GAR: Generative Adversarial Reinforcement Learning for Formal Theorem Proving

Summary

This paper introduces a new way to train computer programs to automatically solve complex math problems, specifically those written in a formal language called Lean.

What's the problem?

Currently, training these problem-solving programs is difficult and expensive. Existing methods use either a lot of trial and error, which takes time and resources, or rely on a fixed set of problems. This limits the program's ability to learn and tackle truly challenging mathematical proofs because it only sees a limited range of problem types and difficulties.

What's the solution?

The researchers developed a system called GAR, which stands for Generative Adversarial Reinforcement learning.

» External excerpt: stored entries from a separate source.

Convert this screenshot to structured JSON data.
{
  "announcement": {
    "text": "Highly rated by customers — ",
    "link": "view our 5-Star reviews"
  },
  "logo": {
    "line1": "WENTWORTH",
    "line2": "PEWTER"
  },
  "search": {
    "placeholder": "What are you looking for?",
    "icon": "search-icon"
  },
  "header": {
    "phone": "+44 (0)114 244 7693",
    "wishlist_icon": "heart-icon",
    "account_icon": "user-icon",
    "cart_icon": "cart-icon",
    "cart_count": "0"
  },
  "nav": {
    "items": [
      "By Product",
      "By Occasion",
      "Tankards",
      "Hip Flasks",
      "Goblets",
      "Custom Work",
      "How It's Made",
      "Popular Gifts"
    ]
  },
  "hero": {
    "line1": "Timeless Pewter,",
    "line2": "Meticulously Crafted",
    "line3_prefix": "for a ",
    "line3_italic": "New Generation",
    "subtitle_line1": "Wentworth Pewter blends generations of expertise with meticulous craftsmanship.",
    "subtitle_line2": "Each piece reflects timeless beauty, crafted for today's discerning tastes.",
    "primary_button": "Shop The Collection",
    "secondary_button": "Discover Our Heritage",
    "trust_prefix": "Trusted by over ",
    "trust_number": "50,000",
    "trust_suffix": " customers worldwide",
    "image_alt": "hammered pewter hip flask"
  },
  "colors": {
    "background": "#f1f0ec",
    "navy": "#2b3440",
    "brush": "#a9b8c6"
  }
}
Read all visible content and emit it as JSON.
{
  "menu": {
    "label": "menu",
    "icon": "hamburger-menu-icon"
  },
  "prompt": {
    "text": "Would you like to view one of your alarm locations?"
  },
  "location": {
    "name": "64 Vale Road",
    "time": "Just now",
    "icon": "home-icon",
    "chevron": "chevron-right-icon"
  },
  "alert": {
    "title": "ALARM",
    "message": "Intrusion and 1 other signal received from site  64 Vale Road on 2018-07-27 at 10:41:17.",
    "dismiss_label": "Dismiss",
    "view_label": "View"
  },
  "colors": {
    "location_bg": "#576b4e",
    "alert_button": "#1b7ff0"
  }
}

Think of it like having two programs working together: one generates math problems, and the other tries to solve them. They compete against each other, with the problem generator creating increasingly difficult problems as the solver gets better. This creates a constantly evolving curriculum that helps the solver learn more efficiently and effectively. It's like a student being given problems that are just the right level of challenge to help them improve.

Why it matters?

This work is important because it improves the performance of these automated math solvers, allowing them to prove more complex theorems. Beyond just math, the GAR approach provides a general framework for training programs to solve problems in any verifiable environment, meaning any situation where you can automatically check if an answer is correct. This could have applications in areas like software verification and artificial intelligence.